Nous nous attendions à ce que la cour se prononce, mais elle a renvoyé son délibéré au 27 janvier, concernant seulement les moyens de nullité et donc pas le fond du dossier. Ce qui est gênant c’est qu’il y ait même une séance en fait, qu’il y ait même une audience, en ce qui concerne le général. La place du général n’est absolument pas dans cette dans cette salle d’audience.
Donc le fait même qu’il puisse y avoir une audience le concernant est en soi scandaleux lorsqu’on voit la vacuité du dossier.
Journaliste : Pourquoi vous parlez de vacuité du dossier ?
Il suffit de voir ce pourquoi il est poursuivi et puis ce qu’il y a concrètement dans le dossier. On parle quand même de l’ancien Directeur général de la police, qui est aujourd’hui poursuivi pour des faits de harcèlement sur, dit-on, les autorités politiques et administratives de l’État, qui, on ne sait pas.

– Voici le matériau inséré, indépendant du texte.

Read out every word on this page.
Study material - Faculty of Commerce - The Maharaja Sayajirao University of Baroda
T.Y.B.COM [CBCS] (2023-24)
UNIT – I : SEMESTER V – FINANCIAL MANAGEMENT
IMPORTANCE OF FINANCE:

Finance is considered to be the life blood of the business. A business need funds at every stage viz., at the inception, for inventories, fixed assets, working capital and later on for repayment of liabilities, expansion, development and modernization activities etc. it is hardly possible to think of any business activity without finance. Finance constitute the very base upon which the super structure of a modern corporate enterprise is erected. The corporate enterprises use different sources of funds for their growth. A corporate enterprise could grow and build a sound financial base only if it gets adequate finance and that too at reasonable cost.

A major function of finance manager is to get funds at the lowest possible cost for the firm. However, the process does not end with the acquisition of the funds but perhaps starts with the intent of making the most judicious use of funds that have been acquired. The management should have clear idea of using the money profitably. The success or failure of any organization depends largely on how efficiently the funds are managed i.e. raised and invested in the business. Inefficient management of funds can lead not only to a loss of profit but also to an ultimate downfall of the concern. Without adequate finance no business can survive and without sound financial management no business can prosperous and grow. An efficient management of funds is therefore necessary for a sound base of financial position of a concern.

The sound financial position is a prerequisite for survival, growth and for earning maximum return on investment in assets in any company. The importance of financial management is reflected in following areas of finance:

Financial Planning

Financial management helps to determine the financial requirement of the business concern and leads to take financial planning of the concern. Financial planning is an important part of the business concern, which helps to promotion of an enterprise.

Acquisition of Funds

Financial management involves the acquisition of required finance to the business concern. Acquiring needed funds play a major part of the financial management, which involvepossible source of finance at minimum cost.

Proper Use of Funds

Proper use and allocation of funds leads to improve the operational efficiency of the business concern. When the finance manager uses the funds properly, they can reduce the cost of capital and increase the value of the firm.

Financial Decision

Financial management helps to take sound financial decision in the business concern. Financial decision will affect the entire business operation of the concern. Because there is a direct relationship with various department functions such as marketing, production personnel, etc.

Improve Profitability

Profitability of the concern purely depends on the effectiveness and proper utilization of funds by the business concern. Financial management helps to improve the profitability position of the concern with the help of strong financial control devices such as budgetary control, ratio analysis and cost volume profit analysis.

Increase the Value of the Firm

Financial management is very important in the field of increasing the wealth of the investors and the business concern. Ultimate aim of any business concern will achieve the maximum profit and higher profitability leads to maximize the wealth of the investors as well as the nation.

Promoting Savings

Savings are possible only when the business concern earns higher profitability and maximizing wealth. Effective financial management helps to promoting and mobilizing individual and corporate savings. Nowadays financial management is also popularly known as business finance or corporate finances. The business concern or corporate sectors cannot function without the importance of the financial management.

Si maintenant le fait d’émettre des critiques constitue un harcèlement, il y a un vrai problème. Je dirais que vous devriez mettre, à la Criet, peut-être la moitié, voire toute la population béninoise qui pourrait émettre une quelconque critique, qu’elle pourrait formuler vis-à-vis d’une quelconque autorité dans le pays. Lui dire formuler une critique, ce n’est pas un harcèlement.
Donc en soi c’est un peu gênant qu’il soit là pour ce fait-là. Et puis l’autre, il est également poursuivi pour des faits d’incitation à la rébellion. Quand on voit ce qu’il a pu dire, encore une fois, la critique n’est pas une incitation à la rébellion.
Encore une fois, le fait même qu’il soit détenu est scandaleux. Le fait qu’on puisse le poursuivre parce qu’il critique, parce qu’il ne fait juste que l’usage de sa liberté d’expression est en soi scandaleux. Et ça montre quand même qu’il y a un véritable problème.
Parce qu’aujourd’hui, si le fait de critiquer, même si c’est de façon considérée comme dure par le pouvoir, ça ne justifie pas le renvoi devant une juridiction ou la détention d’un opposant ou de quelqu’un qui formule des critiques.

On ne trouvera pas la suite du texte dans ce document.